Create a schedule. Having a daily plan (yes, even during summer!) helps keep you accountable for your workouts and tasks. Make sure to dedicate blocks of time to get outside, pursue an interest of yours and catch up with friends in addition to your workouts and other activities. I recommend planning your workouts at the same time every day, so they’re built into your schedule.
Work out with a teammate! Plan a time with a friend or teammate to virtually work out together. Make sure to push each other and have fun in the process!
Make a workout playlist. You can either look on a music platform for pre-made workout playlists (keywords: hype, workout, sprints, etc.), or you can create your own playlist of feel-good songs. Find upbeat songs that keep you pumped up and ready to tackle any challenge. Podcasts are also fun to listen to during runs or long workouts. I recommend 30 for 30 podcasts on Spotify; they have lots of inspirational sports stories.
Make S.M.A.R.T (Specific, Measurable, Achievable, Realistic and Timely) goals. First, write a list of your strengths and weaknesses in your game. From there, you can make S.M.A.R.T goals with regards to your areas for improvement.
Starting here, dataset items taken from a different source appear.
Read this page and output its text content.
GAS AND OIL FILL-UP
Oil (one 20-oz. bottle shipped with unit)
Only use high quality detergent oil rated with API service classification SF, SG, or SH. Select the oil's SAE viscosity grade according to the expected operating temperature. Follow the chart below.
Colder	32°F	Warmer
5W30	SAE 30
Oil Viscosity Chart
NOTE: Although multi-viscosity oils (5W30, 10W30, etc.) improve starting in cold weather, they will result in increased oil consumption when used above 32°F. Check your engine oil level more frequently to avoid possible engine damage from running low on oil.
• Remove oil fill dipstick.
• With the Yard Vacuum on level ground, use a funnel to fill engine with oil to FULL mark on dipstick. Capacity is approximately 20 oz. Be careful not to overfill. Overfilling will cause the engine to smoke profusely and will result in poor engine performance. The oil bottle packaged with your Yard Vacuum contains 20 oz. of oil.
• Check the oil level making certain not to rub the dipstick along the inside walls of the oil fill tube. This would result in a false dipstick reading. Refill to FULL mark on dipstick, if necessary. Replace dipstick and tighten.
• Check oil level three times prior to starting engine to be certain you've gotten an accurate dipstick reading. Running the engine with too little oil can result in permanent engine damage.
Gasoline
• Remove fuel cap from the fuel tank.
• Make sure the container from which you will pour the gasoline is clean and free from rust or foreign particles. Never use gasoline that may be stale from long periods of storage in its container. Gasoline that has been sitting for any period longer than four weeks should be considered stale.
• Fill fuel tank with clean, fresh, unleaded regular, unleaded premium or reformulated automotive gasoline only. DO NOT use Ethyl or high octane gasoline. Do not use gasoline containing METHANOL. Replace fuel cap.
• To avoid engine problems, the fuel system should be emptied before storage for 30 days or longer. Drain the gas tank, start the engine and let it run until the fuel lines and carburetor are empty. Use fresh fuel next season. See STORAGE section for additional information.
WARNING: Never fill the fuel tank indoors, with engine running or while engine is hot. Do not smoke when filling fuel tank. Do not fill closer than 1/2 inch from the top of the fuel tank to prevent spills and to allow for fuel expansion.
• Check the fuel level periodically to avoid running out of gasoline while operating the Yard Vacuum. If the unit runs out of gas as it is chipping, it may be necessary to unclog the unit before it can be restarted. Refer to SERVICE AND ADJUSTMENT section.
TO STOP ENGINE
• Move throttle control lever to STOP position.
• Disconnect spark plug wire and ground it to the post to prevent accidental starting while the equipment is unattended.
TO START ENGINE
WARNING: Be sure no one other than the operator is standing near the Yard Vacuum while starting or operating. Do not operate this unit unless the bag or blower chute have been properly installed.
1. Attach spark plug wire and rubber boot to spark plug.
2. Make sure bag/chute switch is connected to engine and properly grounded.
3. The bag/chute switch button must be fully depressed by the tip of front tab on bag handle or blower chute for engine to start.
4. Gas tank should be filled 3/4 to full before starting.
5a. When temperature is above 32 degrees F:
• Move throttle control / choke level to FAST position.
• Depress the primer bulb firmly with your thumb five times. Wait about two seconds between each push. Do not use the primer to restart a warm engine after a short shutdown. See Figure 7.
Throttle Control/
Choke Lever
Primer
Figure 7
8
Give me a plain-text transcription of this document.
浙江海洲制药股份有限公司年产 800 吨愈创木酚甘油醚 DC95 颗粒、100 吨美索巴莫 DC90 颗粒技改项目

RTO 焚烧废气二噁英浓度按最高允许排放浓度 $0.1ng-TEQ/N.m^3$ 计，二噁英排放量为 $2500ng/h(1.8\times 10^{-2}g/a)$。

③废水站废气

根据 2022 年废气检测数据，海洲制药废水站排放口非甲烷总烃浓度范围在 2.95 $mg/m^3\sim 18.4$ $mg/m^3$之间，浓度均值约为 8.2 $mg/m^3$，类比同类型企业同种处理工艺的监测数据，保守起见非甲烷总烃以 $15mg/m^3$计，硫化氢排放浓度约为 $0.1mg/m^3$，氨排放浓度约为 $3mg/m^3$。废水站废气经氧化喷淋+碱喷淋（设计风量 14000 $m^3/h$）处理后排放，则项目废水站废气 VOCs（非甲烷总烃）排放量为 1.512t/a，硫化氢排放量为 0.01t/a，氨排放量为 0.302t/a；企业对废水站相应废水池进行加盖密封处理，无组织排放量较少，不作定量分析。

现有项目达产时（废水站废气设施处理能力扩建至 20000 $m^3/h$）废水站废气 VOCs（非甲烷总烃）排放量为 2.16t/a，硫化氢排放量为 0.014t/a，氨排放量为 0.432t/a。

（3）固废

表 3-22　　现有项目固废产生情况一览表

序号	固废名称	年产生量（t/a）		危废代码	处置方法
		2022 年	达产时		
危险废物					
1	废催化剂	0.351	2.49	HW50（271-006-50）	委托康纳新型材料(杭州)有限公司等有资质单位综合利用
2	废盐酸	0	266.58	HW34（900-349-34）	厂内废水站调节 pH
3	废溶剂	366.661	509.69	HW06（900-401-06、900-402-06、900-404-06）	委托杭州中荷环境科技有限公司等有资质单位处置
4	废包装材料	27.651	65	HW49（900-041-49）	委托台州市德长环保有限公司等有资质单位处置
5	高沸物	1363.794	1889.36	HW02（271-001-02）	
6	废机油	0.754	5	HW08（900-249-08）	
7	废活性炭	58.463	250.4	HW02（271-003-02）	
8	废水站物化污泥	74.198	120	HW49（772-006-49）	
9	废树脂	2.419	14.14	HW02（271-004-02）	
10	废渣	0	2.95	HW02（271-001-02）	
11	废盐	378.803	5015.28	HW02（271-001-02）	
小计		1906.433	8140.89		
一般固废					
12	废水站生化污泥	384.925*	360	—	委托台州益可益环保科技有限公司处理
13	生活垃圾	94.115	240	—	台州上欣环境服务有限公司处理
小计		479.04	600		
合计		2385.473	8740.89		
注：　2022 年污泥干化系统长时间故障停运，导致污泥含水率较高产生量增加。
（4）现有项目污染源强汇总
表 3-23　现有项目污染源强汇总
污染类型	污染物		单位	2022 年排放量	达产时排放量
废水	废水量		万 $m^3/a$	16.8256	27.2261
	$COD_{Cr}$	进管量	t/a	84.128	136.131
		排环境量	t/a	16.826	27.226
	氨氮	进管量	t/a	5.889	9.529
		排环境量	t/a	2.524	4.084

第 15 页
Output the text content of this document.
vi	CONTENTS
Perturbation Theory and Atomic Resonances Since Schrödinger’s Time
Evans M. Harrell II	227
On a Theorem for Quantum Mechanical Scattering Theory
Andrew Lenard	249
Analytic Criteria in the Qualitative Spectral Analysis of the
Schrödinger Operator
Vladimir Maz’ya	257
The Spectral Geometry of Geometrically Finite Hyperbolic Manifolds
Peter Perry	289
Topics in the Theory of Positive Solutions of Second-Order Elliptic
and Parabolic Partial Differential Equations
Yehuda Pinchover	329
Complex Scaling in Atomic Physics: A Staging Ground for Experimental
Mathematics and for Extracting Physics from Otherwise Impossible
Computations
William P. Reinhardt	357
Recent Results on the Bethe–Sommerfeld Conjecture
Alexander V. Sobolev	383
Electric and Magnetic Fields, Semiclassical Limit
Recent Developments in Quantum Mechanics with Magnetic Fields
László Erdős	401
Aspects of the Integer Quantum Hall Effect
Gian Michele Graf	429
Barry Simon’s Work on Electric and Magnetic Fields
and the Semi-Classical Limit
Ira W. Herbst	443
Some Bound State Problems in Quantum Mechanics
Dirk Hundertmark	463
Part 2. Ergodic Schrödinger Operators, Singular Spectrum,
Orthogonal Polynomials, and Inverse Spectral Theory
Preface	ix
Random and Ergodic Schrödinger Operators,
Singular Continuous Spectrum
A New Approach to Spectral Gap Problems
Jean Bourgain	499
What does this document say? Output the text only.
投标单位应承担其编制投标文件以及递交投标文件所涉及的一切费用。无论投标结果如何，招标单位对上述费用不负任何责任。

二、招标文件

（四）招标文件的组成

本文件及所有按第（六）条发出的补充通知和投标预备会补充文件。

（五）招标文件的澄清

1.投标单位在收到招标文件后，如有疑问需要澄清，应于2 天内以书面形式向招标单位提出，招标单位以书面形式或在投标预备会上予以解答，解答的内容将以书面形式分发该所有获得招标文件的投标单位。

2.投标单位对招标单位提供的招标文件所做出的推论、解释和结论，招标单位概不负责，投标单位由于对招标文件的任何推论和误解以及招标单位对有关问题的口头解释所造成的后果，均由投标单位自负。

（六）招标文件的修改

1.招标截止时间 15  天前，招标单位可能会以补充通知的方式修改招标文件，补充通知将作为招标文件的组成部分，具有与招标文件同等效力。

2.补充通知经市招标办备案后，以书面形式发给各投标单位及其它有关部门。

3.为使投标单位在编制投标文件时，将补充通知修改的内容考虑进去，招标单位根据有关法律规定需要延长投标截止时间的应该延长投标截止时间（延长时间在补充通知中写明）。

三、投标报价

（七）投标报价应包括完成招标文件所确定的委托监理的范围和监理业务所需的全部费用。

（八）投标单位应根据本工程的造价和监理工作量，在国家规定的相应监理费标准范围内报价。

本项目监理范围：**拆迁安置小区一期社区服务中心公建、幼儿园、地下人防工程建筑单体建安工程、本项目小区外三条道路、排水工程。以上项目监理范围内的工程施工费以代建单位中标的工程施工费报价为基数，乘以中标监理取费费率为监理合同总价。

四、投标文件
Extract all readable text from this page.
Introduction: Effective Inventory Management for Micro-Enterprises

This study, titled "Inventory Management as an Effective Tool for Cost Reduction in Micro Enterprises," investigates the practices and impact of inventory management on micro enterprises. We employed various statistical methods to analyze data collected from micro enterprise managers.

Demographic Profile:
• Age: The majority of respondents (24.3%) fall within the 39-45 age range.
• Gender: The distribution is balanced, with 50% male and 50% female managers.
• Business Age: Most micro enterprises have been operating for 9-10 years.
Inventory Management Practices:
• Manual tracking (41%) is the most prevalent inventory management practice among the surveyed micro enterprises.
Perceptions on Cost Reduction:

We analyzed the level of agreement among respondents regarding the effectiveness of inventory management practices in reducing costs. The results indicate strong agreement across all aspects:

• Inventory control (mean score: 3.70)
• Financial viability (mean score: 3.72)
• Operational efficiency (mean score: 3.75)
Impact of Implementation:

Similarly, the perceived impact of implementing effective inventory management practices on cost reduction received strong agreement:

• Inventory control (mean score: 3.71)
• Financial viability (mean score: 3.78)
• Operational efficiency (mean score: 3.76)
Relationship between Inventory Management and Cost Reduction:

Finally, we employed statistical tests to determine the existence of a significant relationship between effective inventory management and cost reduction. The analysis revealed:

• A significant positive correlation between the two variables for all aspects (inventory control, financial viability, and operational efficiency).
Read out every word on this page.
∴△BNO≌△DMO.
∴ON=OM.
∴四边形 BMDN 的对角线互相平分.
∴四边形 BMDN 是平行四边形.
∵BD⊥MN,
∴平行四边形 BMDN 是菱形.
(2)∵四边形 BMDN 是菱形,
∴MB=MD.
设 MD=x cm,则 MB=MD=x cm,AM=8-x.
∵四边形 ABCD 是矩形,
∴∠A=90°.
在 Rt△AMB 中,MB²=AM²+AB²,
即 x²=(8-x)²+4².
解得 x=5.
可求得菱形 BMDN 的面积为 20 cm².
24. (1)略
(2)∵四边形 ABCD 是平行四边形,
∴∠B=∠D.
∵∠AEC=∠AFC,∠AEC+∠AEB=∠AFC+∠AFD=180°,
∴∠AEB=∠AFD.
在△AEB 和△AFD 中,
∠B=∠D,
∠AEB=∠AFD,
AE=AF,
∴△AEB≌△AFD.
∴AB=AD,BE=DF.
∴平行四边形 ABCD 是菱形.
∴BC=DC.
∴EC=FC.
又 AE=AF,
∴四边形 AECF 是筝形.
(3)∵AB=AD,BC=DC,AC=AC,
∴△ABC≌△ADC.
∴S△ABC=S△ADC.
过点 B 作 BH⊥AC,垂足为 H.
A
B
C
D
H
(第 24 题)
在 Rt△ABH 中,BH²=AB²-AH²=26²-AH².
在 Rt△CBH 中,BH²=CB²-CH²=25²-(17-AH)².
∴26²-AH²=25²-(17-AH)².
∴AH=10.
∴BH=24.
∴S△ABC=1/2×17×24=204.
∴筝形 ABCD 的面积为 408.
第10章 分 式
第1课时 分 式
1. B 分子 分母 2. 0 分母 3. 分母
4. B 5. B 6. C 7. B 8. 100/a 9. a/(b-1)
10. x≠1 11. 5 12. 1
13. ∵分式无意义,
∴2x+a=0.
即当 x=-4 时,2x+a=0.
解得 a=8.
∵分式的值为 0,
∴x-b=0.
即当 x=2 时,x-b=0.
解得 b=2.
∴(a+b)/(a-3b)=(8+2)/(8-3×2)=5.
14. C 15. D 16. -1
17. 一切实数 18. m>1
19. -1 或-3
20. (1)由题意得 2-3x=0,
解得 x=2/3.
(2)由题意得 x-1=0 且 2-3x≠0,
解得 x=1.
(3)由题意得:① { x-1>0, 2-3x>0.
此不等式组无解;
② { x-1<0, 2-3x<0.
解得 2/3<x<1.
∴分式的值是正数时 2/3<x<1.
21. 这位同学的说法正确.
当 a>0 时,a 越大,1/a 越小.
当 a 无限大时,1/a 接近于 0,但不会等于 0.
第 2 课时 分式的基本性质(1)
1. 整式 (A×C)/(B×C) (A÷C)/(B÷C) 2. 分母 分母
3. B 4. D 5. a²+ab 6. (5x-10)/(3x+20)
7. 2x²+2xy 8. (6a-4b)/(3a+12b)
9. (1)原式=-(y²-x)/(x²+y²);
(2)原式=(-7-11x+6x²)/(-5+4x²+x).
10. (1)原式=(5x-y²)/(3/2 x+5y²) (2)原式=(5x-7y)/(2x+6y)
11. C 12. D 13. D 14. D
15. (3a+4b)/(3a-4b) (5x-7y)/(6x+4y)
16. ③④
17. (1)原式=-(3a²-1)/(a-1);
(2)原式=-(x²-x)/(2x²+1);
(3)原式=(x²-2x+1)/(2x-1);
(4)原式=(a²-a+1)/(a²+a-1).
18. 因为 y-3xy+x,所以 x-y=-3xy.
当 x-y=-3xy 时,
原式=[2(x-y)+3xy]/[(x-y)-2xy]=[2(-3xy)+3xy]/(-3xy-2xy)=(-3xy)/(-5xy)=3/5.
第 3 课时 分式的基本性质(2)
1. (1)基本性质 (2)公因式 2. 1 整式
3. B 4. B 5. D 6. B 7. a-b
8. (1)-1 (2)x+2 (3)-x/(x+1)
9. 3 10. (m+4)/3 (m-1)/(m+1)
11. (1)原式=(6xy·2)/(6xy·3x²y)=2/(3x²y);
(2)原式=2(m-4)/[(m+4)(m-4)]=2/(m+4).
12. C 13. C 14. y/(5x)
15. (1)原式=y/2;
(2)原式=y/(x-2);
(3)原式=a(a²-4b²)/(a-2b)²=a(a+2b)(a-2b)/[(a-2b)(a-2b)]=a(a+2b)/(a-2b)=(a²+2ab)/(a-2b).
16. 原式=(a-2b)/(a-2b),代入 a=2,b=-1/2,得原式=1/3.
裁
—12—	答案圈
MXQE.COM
For example, if you want to get faster and improve your speed, a SMART goal and the plan of action might look like this:
By the end of June, I want to shave five seconds off my 300-yd dash time. (This is your goal.)
My current time is 1:05, and I want to get down to 1:00 (Quantitative part of your goal).
To achieve this, I will do shuttle sprint training every other day at my local football field and two 300-yd trials every Saturday to track my progress. (The steps you will follow in order to achieve your goal).
It's useful to write your goals down in a journal and/or in a place where you can see them during your workouts because the list will remind you what ambitions you're working toward. Sharing your goals with a family member, teammate or coach can also help hold you responsible for fulfilling your goal.
Find your WHY. Take a moment to step back and look at the bigger picture. Your future. What is it that you ultimately want to achieve? With sports, why do you show up to practice every day? Why did you get started in the first place? Whether it's to make the next level sports team or play college sports, always keep your WHY in the back of your head. Also, think about how hard you've worked to get yourself to where you are now. You should be extremely proud of yourself for how far you've come, no matter where you are in your journey right now.
Reward yourself for completing a task or reaching your goal(s)! Examples of healthy and sustainable rewards could be buying that pair of sweatpants you've been eyeing or something more low-key like Netflix in bed after dinner the day of a hard workout.